In this study, two new mutations on the UROIIIS gene were characterized in the same South African patient. This result brings further evidence for the heterogeneity of the mutations in CEP. Interestingly, a direct correlation was observed between phenotype and genotype since the patient suffered from a mild form of CEP and exhibited a mutated allele (V99A) expressing some residual UROIIIS activity (7%). On the other hand, the second mutated allele (633insA) had no activity in the expression system as previously seen with C73R, 148del98 and 660ins80 alleles [9]. A total of 17 unrelated patients have been analyzed in our laboratory: the C73 allele has been detected in 16 of 34 alleles. It is of note that this allele is readily associated with a severe phenotype [13, 14] when the patient is homoallelic while the phenotype of heteroallelic individuals depends on the lesion present on the other allele.

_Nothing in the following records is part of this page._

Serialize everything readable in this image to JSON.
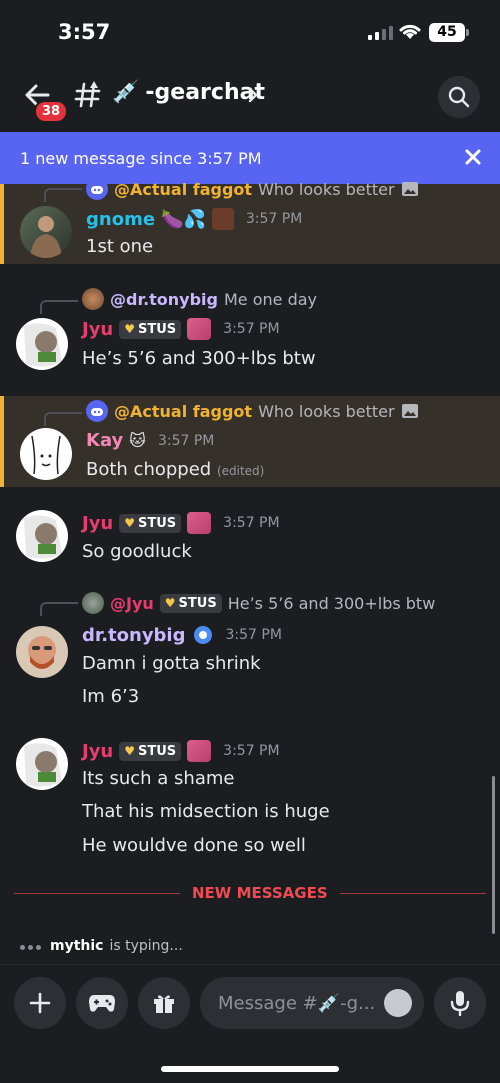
{
  "status_bar": {
    "time": "3:57",
    "battery": "45"
  },
  "header": {
    "badge": "38",
    "channel_name": "-gearchat",
    "channel_emoji": "💉"
  },
  "banner": {
    "text": "1 new message since 3:57 PM"
  },
  "messages": [
    {
      "reply_author": "@Actual faggot",
      "reply_text": "Who looks better",
      "author": "gnome",
      "author_emojis": "🍆💦",
      "time": "3:57 PM",
      "lines": [
        "1st one"
      ],
      "author_color": "#28c0e6"
    },
    {
      "reply_author": "@dr.tonybig",
      "reply_text": "Me one day",
      "author": "Jyu",
      "tag": "STUS",
      "time": "3:57 PM",
      "lines": [
        "He’s 5’6 and 300+lbs btw"
      ],
      "author_color": "#e93c6e"
    },
    {
      "reply_author": "@Actual faggot",
      "reply_text": "Who looks better",
      "author": "Kay",
      "author_emojis": "🐱",
      "time": "3:57 PM",
      "lines": [
        "Both chopped"
      ],
      "edited": "(edited)",
      "author_color": "#f287b5"
    },
    {
      "author": "Jyu",
      "tag": "STUS",
      "time": "3:57 PM",
      "lines": [
        "So goodluck"
      ],
      "author_color": "#e93c6e"
    },
    {
      "reply_author": "@Jyu",
      "reply_tag": "STUS",
      "reply_text": "He’s 5’6 and 300+lbs btw",
      "author": "dr.tonybig",
      "time": "3:57 PM",
      "lines": [
        "Damn i gotta shrink",
        "Im 6’3"
      ],
      "author_color": "#c9b8ff"
    },
    {
      "author": "Jyu",
      "tag": "STUS",
      "time": "3:57 PM",
      "lines": [
        "Its such a shame",
        "That his midsection is huge",
        "He wouldve done so well"
      ],
      "author_color": "#e93c6e"
    }
  ],
  "divider": {
    "label": "NEW MESSAGES"
  },
  "typing": {
    "user": "mythic",
    "text": "is typing..."
  },
  "composer": {
    "placeholder": "Message #💉-g..."
  },
  "colors": {
    "accent": "#5865f2",
    "mention_bar": "#f0b232",
    "new_messages": "#f04b53"
  }
}
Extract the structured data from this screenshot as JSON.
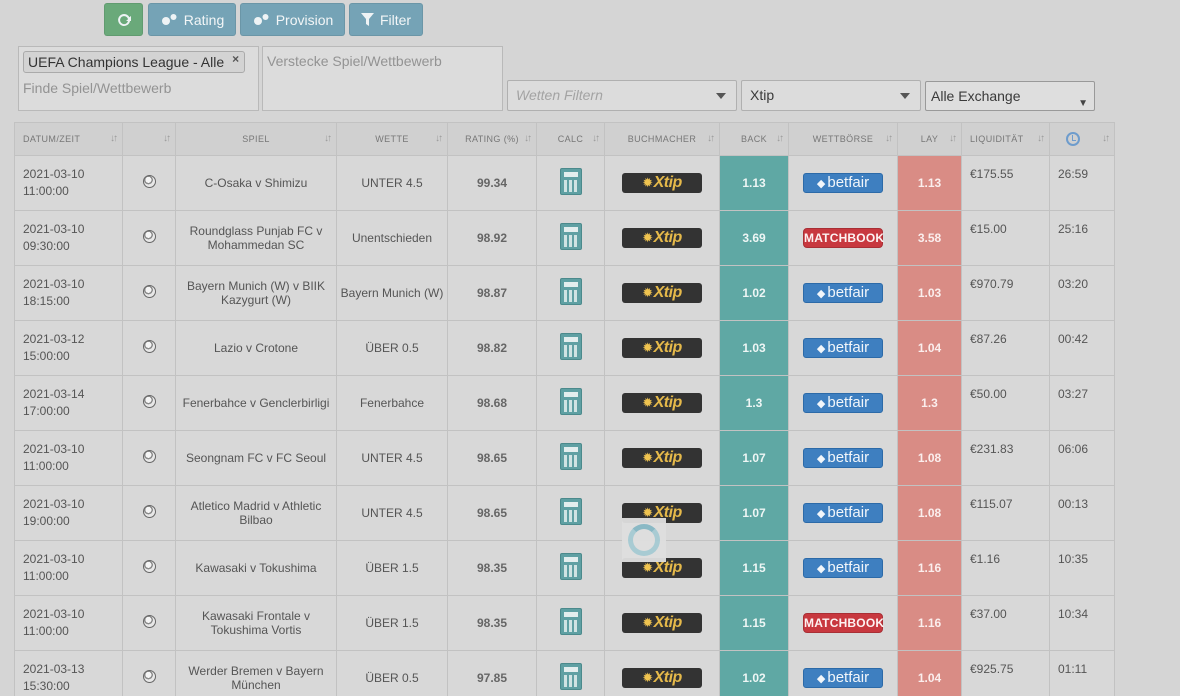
{
  "toolbar": {
    "rating_label": "Rating",
    "provision_label": "Provision",
    "filter_label": "Filter"
  },
  "filters": {
    "competition_tag": "UEFA Champions League - Alle",
    "competition_placeholder": "Finde Spiel/Wettbewerb",
    "hide_placeholder": "Verstecke Spiel/Wettbewerb",
    "bet_filter_placeholder": "Wetten Filtern",
    "bookmaker_selected": "Xtip",
    "exchange_selected": "Alle Exchange"
  },
  "table": {
    "headers": {
      "datetime": "DATUM/ZEIT",
      "game": "SPIEL",
      "bet": "WETTE",
      "rating": "RATING (%)",
      "calc": "CALC",
      "bookmaker": "BUCHMACHER",
      "back": "BACK",
      "exchange": "WETTBÖRSE",
      "lay": "LAY",
      "liquidity": "LIQUIDITÄT"
    },
    "rows": [
      {
        "date": "2021-03-10",
        "time": "11:00:00",
        "game": "C-Osaka v Shimizu",
        "bet": "UNTER 4.5",
        "rating": "99.34",
        "bookmaker": "Xtip",
        "back": "1.13",
        "exchange": "betfair",
        "lay": "1.13",
        "liquidity": "€175.55",
        "countdown": "26:59"
      },
      {
        "date": "2021-03-10",
        "time": "09:30:00",
        "game": "Roundglass Punjab FC v Mohammedan SC",
        "bet": "Unentschieden",
        "rating": "98.92",
        "bookmaker": "Xtip",
        "back": "3.69",
        "exchange": "MATCHBOOK",
        "lay": "3.58",
        "liquidity": "€15.00",
        "countdown": "25:16"
      },
      {
        "date": "2021-03-10",
        "time": "18:15:00",
        "game": "Bayern Munich (W) v BIIK Kazygurt (W)",
        "bet": "Bayern Munich (W)",
        "rating": "98.87",
        "bookmaker": "Xtip",
        "back": "1.02",
        "exchange": "betfair",
        "lay": "1.03",
        "liquidity": "€970.79",
        "countdown": "03:20"
      },
      {
        "date": "2021-03-12",
        "time": "15:00:00",
        "game": "Lazio v Crotone",
        "bet": "ÜBER 0.5",
        "rating": "98.82",
        "bookmaker": "Xtip",
        "back": "1.03",
        "exchange": "betfair",
        "lay": "1.04",
        "liquidity": "€87.26",
        "countdown": "00:42"
      },
      {
        "date": "2021-03-14",
        "time": "17:00:00",
        "game": "Fenerbahce v Genclerbirligi",
        "bet": "Fenerbahce",
        "rating": "98.68",
        "bookmaker": "Xtip",
        "back": "1.3",
        "exchange": "betfair",
        "lay": "1.3",
        "liquidity": "€50.00",
        "countdown": "03:27"
      },
      {
        "date": "2021-03-10",
        "time": "11:00:00",
        "game": "Seongnam FC v FC Seoul",
        "bet": "UNTER 4.5",
        "rating": "98.65",
        "bookmaker": "Xtip",
        "back": "1.07",
        "exchange": "betfair",
        "lay": "1.08",
        "liquidity": "€231.83",
        "countdown": "06:06"
      },
      {
        "date": "2021-03-10",
        "time": "19:00:00",
        "game": "Atletico Madrid v Athletic Bilbao",
        "bet": "UNTER 4.5",
        "rating": "98.65",
        "bookmaker": "Xtip",
        "back": "1.07",
        "exchange": "betfair",
        "lay": "1.08",
        "liquidity": "€115.07",
        "countdown": "00:13"
      },
      {
        "date": "2021-03-10",
        "time": "11:00:00",
        "game": "Kawasaki v Tokushima",
        "bet": "ÜBER 1.5",
        "rating": "98.35",
        "bookmaker": "Xtip",
        "back": "1.15",
        "exchange": "betfair",
        "lay": "1.16",
        "liquidity": "€1.16",
        "countdown": "10:35"
      },
      {
        "date": "2021-03-10",
        "time": "11:00:00",
        "game": "Kawasaki Frontale v Tokushima Vortis",
        "bet": "ÜBER 1.5",
        "rating": "98.35",
        "bookmaker": "Xtip",
        "back": "1.15",
        "exchange": "MATCHBOOK",
        "lay": "1.16",
        "liquidity": "€37.00",
        "countdown": "10:34"
      },
      {
        "date": "2021-03-13",
        "time": "15:30:00",
        "game": "Werder Bremen v Bayern München",
        "bet": "ÜBER 0.5",
        "rating": "97.85",
        "bookmaker": "Xtip",
        "back": "1.02",
        "exchange": "betfair",
        "lay": "1.04",
        "liquidity": "€925.75",
        "countdown": "01:11"
      }
    ]
  },
  "colors": {
    "back": "#5fa8a4",
    "lay": "#d98c85",
    "refresh": "#6aa97a",
    "toolbar": "#75a3b6"
  }
}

The expression system used in this work is well suited to enzymatic analysis and correlations between phenotype and genotype, but gives little information on the relation between structure and function. Actually, we are developing another expression system, pGEX (Pharmacia, France), which allows a large overproduction of recombinant proteins for purification and cristallographic studies.

The analysis of mutated alleles by direct sequencing of UROIIIS exons from genomic DNA is a convenient way to identify new mutations. However, the frameshift mutation 633insA could not be analyzed by genomic sequencing because UROIIIS gene structure has not been published so far and we could not design convenient genomic amplimers. More gene cloning work is necessary to enable the amplification of the entire coding sequence from genomic DNA. Finally, the improvement of diagnosis methods in unclassified cases of porphyrias will benefit genetic counselling and prenatal diagnosis.